Press release from MEAA
The Media, Entertainment & Arts Alliance (the Alliance) today was shocked by the Screen Producers Association of Australia’s (SPAA’s) decision to unilaterally terminate the SPAA/MEAA Commercials Offshore Agreement effective from 7 August 2009 without any consultation whatsoever. The Alliance will be consulting with performers over the next two weeks as to how they wish to respond to this attack on their rights.
“The Offshore Commercials Agreement has worked well for both performers and producers for the past five years,” said Equity Director, Simon Whipp. “So for producers to walk away from this Agreement without consultation, without negotiation and without raising their concerns with us is a slap in the face to all performers. The Alliance is always prepared to talk.”
The Agreement between the SPAA and the Alliance sets the minimum terms and conditions, and broadcast and other rights for artists working on television and theatrical commercials produced in Australia – predominantly for use by overseas advertisers.
“The Offshore Commercials Agreement is of vital importance to protect the pay and conditions of employment of Australian performers working on offshore commercials.

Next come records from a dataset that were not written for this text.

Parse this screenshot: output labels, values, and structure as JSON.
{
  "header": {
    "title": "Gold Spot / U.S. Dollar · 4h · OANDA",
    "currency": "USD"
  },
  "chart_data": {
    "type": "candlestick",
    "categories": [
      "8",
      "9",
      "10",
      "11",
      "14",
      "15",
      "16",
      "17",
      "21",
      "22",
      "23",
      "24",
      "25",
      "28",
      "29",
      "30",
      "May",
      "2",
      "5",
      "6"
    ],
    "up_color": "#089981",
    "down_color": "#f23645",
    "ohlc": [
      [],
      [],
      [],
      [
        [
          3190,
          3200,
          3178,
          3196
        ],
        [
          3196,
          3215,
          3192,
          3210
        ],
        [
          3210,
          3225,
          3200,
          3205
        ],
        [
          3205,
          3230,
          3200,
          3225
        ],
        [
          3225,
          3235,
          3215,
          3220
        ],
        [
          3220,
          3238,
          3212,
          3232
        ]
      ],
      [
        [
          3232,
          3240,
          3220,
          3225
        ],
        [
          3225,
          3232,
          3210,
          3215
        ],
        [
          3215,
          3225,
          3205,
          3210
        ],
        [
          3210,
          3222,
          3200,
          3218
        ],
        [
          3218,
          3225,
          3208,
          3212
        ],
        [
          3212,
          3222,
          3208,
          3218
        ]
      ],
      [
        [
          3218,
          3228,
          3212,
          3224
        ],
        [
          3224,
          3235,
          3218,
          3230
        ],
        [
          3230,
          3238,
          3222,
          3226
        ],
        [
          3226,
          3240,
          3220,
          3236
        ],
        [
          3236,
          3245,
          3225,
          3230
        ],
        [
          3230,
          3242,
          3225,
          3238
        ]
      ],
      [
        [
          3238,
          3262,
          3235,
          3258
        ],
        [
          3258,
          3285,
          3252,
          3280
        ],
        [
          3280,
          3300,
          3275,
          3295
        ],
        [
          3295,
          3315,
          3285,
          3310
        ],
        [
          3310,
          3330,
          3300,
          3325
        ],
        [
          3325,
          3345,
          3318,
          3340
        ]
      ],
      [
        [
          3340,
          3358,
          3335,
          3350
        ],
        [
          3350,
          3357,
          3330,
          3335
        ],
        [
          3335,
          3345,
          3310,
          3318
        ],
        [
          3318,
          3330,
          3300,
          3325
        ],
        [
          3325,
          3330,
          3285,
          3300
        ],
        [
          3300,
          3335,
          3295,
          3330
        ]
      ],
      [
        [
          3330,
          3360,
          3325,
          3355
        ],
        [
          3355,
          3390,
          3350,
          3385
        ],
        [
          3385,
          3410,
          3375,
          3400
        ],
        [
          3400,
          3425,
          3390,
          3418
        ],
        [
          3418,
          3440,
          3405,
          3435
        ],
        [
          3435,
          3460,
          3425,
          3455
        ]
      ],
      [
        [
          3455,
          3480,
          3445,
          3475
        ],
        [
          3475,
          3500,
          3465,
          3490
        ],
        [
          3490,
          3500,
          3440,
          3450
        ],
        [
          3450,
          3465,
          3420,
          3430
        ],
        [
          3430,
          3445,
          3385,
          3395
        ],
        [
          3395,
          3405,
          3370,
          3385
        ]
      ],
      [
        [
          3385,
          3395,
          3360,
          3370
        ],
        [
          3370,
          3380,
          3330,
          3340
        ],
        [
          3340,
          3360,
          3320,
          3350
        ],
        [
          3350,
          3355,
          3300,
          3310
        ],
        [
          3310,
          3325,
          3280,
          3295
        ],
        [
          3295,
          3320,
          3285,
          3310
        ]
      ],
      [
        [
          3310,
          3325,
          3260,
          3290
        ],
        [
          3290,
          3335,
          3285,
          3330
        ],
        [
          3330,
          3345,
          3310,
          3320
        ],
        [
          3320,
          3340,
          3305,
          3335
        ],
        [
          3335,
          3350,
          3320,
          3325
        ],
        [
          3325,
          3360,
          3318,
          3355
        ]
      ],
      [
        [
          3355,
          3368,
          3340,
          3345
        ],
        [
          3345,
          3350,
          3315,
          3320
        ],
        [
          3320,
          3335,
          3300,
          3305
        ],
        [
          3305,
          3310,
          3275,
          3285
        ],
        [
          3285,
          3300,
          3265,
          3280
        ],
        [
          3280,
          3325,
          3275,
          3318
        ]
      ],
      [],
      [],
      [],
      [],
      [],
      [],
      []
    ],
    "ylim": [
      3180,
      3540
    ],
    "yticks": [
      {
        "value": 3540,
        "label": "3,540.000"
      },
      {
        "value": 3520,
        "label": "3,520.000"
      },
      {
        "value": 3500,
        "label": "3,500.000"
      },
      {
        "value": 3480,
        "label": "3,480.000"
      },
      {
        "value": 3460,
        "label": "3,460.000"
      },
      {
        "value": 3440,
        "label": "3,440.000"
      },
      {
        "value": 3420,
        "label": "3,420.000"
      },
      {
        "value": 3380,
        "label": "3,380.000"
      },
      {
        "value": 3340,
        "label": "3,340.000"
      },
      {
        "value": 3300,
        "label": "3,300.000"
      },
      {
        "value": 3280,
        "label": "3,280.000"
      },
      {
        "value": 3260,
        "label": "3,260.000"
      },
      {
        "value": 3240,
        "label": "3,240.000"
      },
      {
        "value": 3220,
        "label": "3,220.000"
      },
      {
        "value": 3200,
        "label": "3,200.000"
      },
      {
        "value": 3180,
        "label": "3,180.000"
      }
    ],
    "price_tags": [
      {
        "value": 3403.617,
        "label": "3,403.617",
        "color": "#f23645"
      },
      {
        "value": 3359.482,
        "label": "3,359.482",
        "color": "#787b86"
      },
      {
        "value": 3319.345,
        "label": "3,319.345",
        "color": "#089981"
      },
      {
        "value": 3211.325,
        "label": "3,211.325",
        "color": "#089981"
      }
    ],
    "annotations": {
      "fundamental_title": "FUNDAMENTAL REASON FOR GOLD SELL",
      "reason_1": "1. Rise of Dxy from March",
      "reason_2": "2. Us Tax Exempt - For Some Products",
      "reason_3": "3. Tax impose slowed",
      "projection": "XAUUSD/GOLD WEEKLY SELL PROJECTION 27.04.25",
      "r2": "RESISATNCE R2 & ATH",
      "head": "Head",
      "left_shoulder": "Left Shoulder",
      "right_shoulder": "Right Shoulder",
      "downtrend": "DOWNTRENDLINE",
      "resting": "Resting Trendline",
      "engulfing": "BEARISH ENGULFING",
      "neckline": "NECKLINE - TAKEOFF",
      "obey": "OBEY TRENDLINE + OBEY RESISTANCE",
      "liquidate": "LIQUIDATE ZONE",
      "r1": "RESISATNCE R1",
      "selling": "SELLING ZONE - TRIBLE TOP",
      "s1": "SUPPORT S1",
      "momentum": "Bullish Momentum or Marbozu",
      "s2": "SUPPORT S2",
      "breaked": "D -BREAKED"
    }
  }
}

It provides performers with minimum session fees, and outlines the use fees payable for each region of the world and different media. If this agreement is terminated by SPAA, the livelihood of many performers throughout Australia will be lost.”
“Offshore commercials are unique in their budget size and often worldwide audience. Performers in offshore commercials provide the products they are selling much more value by being in high budget, widely distributed productions. As such, the use fees and session fees need to reflect this.”

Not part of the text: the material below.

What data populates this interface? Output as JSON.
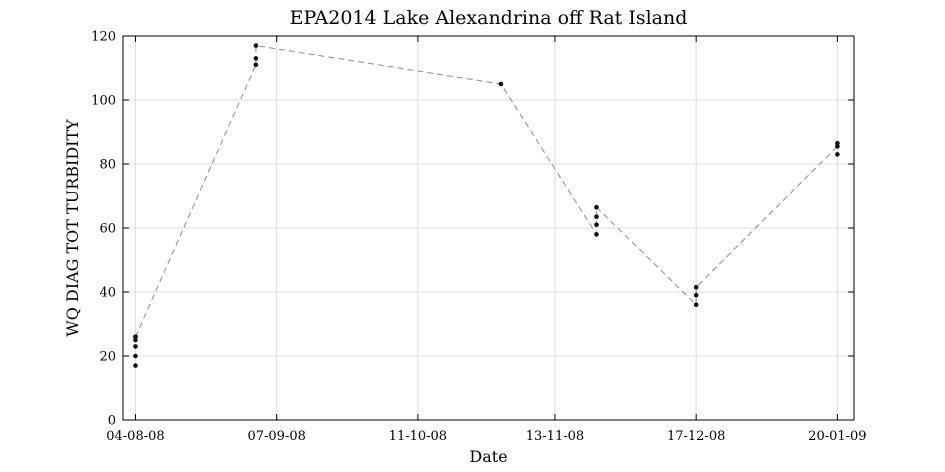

Without the Offshore Commercials Agreement, performers will be at the mercy of whatever conditions or pay producers are prepared to offer.

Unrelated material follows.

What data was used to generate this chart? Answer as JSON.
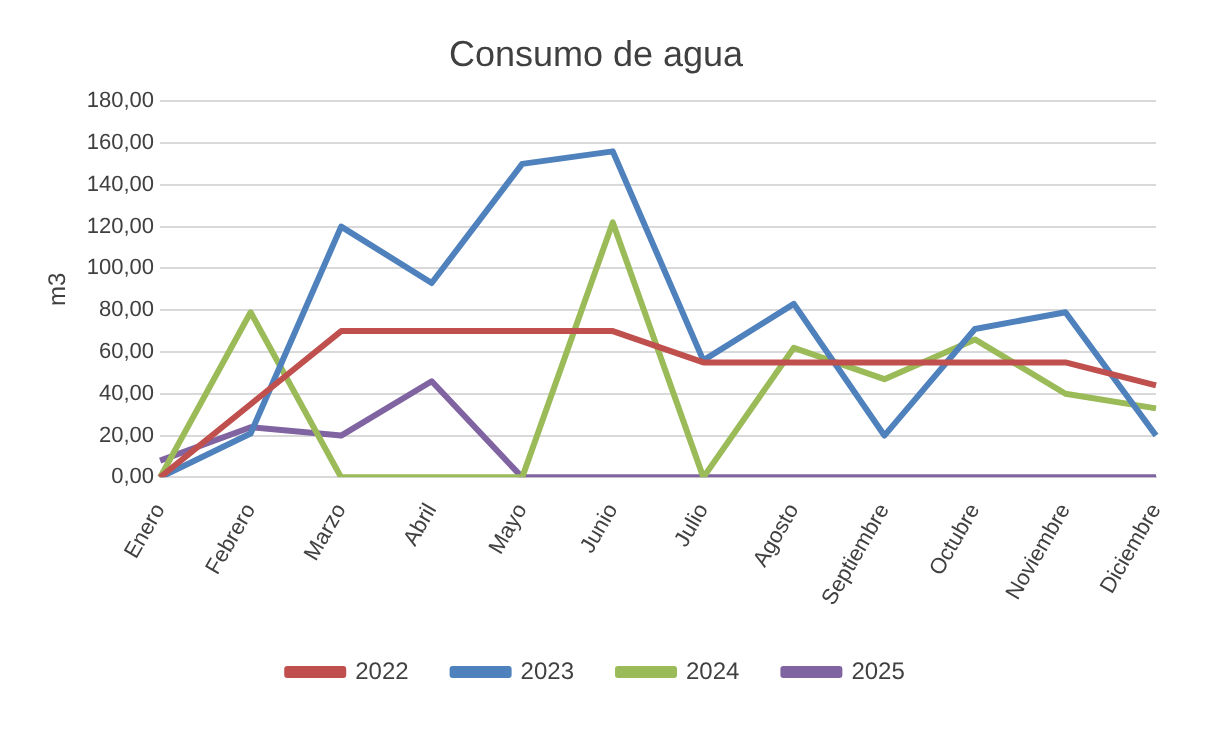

“Producers are now unilaterally seeking to take hard earned rights and conditions away from performers,
I repeat without talking to us and without any warning.”
The Offshore Commercials Agreement came into existence in the early 1990s with the current Offshore Commercials Agreement coming into force in 2005 following a dispute with SPAA.
“It needs to be recalled that SPAA unilaterally withdrew from the agreement previously in 2004 and so this has become a standard negotiating tactic for the organisation. Such tactics show a lack of respect and are unacceptable. If performers were to accept this what’s to stop theatre, film and television producers to doing the same thing. Performers will not take this sitting down.”